Fuggire via - A causa di queste situazioni centinaia di migliaia di persone nella regione sono state costrette a fuggire dalle loro case in cerca di protezione. Nella Repubblica Centrafricana ci sono stati circa 600mila sfollati interni; più di 222mila persone in Ciad e oltre mezzo milione in Burkina Faso. In Sudafrica, la violenza xenofoba sistematica e mortale è continuata contro i rifugiati, i richiedenti asilo e i migranti, in parte a causa di anni d'impunità per attacchi avvenuti in passato e per i fallimenti della giustizia penale.

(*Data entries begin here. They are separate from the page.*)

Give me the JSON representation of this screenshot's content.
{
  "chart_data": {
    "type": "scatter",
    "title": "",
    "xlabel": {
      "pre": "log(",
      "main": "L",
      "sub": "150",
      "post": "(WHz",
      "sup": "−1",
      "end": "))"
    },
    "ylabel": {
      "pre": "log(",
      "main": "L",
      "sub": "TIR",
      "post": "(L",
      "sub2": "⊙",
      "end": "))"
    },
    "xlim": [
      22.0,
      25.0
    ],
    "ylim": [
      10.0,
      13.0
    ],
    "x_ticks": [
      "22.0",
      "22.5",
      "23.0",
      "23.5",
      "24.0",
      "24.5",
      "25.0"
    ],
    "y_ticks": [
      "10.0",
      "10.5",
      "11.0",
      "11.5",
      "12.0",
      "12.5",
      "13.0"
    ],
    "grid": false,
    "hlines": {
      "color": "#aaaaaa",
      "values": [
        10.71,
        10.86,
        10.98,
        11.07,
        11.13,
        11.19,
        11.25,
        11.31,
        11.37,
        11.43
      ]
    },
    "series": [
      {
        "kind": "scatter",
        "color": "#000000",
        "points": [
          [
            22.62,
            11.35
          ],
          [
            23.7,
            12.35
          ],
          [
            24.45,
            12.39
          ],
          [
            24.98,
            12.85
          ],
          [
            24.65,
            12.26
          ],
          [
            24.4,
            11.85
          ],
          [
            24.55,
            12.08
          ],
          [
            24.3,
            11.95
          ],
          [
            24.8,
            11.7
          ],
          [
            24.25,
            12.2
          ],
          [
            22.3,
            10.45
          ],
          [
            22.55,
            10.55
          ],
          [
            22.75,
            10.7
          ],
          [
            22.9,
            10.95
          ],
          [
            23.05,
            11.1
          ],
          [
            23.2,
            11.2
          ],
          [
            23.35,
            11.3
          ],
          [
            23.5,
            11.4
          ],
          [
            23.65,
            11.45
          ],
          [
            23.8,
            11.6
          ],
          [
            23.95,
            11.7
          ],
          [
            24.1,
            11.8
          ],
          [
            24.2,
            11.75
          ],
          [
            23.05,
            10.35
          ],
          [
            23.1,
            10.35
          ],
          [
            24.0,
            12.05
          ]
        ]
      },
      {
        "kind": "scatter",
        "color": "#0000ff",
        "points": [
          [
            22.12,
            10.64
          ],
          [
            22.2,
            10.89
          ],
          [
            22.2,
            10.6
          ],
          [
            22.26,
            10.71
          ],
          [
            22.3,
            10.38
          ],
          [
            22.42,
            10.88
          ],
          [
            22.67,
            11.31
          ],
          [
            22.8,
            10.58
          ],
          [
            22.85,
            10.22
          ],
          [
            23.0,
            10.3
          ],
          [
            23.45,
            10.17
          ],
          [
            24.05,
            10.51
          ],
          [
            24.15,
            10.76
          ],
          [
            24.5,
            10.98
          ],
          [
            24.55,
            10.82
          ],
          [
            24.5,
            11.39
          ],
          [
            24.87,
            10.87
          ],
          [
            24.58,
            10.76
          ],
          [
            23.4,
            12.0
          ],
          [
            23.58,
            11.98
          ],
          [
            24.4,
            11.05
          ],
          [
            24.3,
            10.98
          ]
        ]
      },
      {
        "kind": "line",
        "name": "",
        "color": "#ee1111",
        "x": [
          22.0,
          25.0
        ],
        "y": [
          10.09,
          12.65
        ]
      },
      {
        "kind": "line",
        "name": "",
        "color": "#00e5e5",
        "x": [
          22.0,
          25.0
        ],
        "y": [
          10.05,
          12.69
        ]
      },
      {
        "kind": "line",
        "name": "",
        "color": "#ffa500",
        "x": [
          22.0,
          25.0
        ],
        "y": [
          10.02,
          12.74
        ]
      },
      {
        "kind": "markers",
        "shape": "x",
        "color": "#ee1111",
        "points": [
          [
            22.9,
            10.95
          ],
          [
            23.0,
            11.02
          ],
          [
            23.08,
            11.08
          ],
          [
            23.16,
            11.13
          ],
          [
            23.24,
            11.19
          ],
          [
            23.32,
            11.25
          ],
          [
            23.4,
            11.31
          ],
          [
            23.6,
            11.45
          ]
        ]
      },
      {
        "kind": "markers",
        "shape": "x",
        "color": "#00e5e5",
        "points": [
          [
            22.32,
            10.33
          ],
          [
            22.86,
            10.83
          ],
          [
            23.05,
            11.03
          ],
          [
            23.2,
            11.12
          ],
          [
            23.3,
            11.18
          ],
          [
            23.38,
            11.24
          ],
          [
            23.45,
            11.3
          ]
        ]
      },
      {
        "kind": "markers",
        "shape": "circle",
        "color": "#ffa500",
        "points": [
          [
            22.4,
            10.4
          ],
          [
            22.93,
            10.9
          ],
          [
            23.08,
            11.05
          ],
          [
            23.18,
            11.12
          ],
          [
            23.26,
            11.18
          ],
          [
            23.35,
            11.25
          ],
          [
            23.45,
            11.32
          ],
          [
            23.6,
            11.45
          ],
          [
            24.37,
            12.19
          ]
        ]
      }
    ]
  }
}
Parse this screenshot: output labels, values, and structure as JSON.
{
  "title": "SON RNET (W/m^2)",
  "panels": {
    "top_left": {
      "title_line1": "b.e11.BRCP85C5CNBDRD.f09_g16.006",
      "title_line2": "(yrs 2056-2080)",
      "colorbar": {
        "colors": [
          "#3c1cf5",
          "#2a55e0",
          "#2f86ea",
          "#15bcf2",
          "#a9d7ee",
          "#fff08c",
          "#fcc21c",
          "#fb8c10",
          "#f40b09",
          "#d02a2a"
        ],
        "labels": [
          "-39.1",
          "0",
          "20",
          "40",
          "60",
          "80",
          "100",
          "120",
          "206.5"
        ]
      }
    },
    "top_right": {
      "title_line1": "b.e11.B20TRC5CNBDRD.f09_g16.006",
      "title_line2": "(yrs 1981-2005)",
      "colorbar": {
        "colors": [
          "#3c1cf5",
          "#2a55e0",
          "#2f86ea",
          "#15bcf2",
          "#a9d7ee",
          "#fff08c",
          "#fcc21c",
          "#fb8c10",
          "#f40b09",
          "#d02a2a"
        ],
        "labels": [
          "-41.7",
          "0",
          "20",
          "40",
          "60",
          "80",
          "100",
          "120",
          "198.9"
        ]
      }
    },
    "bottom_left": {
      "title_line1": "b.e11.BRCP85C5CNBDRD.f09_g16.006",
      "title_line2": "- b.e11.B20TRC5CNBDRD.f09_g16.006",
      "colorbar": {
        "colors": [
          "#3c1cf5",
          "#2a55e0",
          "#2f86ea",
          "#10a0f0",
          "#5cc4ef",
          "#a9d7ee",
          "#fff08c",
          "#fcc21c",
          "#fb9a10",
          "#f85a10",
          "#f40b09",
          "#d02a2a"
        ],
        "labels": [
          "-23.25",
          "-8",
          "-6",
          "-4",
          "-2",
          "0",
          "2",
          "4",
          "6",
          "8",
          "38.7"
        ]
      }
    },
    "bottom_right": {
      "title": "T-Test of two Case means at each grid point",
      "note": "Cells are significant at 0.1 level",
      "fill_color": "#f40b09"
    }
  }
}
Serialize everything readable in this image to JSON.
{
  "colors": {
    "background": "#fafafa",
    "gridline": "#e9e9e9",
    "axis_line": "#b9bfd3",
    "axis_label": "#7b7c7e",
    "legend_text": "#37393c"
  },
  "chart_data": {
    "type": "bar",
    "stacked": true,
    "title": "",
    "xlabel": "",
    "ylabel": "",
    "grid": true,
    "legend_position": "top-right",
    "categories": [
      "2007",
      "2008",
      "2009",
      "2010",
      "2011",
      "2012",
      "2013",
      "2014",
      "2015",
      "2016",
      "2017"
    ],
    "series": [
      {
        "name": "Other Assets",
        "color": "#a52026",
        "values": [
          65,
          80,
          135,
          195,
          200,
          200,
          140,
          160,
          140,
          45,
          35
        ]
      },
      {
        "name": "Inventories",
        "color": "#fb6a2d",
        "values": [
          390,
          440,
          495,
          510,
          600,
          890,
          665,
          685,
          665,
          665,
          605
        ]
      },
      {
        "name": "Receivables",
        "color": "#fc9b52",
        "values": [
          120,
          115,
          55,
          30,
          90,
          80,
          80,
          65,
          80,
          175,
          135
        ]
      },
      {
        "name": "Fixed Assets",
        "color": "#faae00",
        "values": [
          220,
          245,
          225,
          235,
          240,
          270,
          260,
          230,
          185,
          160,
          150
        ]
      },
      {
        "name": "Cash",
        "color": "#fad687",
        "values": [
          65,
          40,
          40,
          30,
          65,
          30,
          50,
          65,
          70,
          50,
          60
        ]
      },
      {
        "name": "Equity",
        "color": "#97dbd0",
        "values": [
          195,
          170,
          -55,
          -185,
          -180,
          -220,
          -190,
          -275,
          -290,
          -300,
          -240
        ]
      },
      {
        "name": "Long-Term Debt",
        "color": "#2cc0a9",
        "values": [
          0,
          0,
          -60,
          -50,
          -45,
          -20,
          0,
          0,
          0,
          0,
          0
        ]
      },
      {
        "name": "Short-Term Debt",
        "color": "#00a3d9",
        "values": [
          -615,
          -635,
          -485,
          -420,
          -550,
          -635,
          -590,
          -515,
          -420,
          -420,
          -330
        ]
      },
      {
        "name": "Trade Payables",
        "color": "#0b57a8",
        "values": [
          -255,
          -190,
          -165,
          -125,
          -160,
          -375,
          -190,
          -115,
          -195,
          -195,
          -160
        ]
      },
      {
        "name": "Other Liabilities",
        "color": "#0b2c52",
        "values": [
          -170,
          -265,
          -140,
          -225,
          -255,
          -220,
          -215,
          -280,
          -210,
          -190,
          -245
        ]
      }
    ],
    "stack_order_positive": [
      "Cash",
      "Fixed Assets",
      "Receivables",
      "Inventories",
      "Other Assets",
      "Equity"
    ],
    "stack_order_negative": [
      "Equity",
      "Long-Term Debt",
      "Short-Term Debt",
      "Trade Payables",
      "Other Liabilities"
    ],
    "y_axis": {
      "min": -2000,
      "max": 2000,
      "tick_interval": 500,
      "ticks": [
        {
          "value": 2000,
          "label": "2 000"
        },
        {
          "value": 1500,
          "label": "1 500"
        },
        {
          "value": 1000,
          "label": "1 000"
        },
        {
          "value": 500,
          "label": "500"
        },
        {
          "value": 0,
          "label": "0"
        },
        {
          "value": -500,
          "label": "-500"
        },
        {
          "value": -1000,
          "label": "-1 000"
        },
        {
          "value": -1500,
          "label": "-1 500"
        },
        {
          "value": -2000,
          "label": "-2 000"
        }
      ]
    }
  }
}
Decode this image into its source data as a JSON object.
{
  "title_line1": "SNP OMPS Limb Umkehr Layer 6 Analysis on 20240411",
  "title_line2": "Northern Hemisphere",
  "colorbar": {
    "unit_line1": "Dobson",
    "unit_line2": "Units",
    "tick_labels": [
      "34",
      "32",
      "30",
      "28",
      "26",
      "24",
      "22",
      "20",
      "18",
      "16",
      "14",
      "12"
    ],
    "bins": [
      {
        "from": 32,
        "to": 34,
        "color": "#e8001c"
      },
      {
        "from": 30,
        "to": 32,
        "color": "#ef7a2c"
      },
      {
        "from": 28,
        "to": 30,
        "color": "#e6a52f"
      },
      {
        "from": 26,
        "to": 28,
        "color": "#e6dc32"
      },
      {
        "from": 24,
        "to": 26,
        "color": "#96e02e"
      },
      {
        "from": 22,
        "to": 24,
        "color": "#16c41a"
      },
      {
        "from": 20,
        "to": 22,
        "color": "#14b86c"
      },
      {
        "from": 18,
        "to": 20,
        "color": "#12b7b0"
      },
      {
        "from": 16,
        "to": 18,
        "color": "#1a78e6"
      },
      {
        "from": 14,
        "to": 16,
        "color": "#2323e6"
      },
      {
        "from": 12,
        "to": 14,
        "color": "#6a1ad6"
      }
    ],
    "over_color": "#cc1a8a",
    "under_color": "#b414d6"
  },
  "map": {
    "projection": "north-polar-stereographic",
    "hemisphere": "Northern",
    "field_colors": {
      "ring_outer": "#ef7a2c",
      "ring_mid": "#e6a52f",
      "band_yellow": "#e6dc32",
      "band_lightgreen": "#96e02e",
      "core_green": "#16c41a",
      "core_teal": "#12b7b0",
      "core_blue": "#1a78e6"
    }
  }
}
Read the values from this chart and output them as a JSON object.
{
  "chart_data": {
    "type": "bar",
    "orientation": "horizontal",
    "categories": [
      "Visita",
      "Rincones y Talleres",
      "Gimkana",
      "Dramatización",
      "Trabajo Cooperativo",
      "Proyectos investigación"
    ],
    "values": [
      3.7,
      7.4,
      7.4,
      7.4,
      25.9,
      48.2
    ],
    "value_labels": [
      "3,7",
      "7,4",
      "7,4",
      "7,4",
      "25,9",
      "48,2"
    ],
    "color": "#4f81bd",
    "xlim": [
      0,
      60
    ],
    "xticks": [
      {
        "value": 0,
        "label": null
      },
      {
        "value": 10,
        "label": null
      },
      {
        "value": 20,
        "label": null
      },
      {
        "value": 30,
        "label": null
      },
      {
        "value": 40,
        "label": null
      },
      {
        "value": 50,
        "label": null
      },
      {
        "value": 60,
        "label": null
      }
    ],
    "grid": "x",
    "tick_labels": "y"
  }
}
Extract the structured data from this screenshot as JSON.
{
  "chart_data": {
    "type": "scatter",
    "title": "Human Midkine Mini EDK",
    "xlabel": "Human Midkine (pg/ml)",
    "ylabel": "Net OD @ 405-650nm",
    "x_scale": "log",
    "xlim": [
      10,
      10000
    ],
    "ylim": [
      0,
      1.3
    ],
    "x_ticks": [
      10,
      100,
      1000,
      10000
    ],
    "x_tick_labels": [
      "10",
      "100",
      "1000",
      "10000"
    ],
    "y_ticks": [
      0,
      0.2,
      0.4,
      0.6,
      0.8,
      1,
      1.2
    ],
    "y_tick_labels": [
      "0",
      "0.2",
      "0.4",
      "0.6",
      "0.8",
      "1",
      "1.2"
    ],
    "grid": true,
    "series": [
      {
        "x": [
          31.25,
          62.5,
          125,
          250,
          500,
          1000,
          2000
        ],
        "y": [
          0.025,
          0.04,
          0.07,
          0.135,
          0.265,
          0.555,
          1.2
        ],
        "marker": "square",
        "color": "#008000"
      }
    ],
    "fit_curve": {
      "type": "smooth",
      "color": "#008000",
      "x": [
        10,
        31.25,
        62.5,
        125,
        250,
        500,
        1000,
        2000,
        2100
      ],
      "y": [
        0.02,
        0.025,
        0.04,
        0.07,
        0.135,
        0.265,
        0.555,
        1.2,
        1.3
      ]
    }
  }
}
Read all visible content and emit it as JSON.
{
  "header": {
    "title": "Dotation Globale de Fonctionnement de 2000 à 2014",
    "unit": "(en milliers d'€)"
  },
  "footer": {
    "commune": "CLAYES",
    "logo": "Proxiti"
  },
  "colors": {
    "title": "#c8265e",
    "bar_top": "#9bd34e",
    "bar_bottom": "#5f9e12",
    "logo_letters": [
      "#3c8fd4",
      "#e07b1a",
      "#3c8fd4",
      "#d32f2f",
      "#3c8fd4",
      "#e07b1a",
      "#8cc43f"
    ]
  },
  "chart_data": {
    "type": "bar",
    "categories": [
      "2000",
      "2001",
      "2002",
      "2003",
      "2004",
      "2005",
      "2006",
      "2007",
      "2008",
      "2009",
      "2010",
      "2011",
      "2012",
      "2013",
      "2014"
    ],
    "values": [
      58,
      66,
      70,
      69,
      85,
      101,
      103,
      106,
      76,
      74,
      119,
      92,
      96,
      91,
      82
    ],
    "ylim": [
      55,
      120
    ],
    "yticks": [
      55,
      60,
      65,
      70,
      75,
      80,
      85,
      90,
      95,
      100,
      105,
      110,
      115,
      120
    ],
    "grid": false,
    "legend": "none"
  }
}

Dodici persone, tra cui sudafricani e stranieri, sono state uccise dopo le violenze scoppiate tra agosto e settembre.

Vittorie per i diritti umani - Nonostante il quadro desolante, l'anno scorso sono emerse alcune importanti vittorie in materia di diritti umani. Nell'aprile 2019 in Sudan le proteste di massa hanno messo fine al governo repressivo di Omar al-Bashir, e le nuove autorità hanno promesso ampie riforme per migliorare la situazione dei diritti umani nel paese. In Etiopia è stata abrogata la legislazione che disciplinava la società civile limitando i diritti alla libertà di associazione e di espressione, e ha presentato al Parlamento una nuova legge per sostituire la draconiana legislazione antiterrorismo. Nella Repubblica Democratica del Congo, le autorità hanno annunciato il rilascio di 700 prigionieri, tra cui diversi prigionieri di coscienza.

Ci sono state anche vittorie individuali: in Mauritania, il blogger e prigioniero di coscienza Mohamed Mkhaïtir è stato rilasciato dopo oltre cinque anni di detenzione arbitraria. C'è stato un barlume di speranza per il popolo somalo quando, nell’aprile 2019, il Comando militare americano per l'Africa (AFRI-COM) ha ammesso per la prima volta di aver ucciso civili negli attacchi aerei mirati contro Al-Shabaab, aprendo la porta al risarcimento delle vittime.

Ci sono stati anche alcuni progressi nei tribunali ordinari della Repubblica Centrafricana che hanno esaminato alcuni casi di abusi da parte di gruppi armati. Il Tribunale penale speciale ha ricevuto 27 denunce e l'anno scorso ha avviato le indagini. «Nel 2019, attivisti e giovani hanno sfidato l'ordine costituito. Nel 2020, i leader devono ascoltare le loro richieste e lavorare per le riforme urgentemente necessarie che rispettano i diritti di tutti», ha detto Samira Daoud.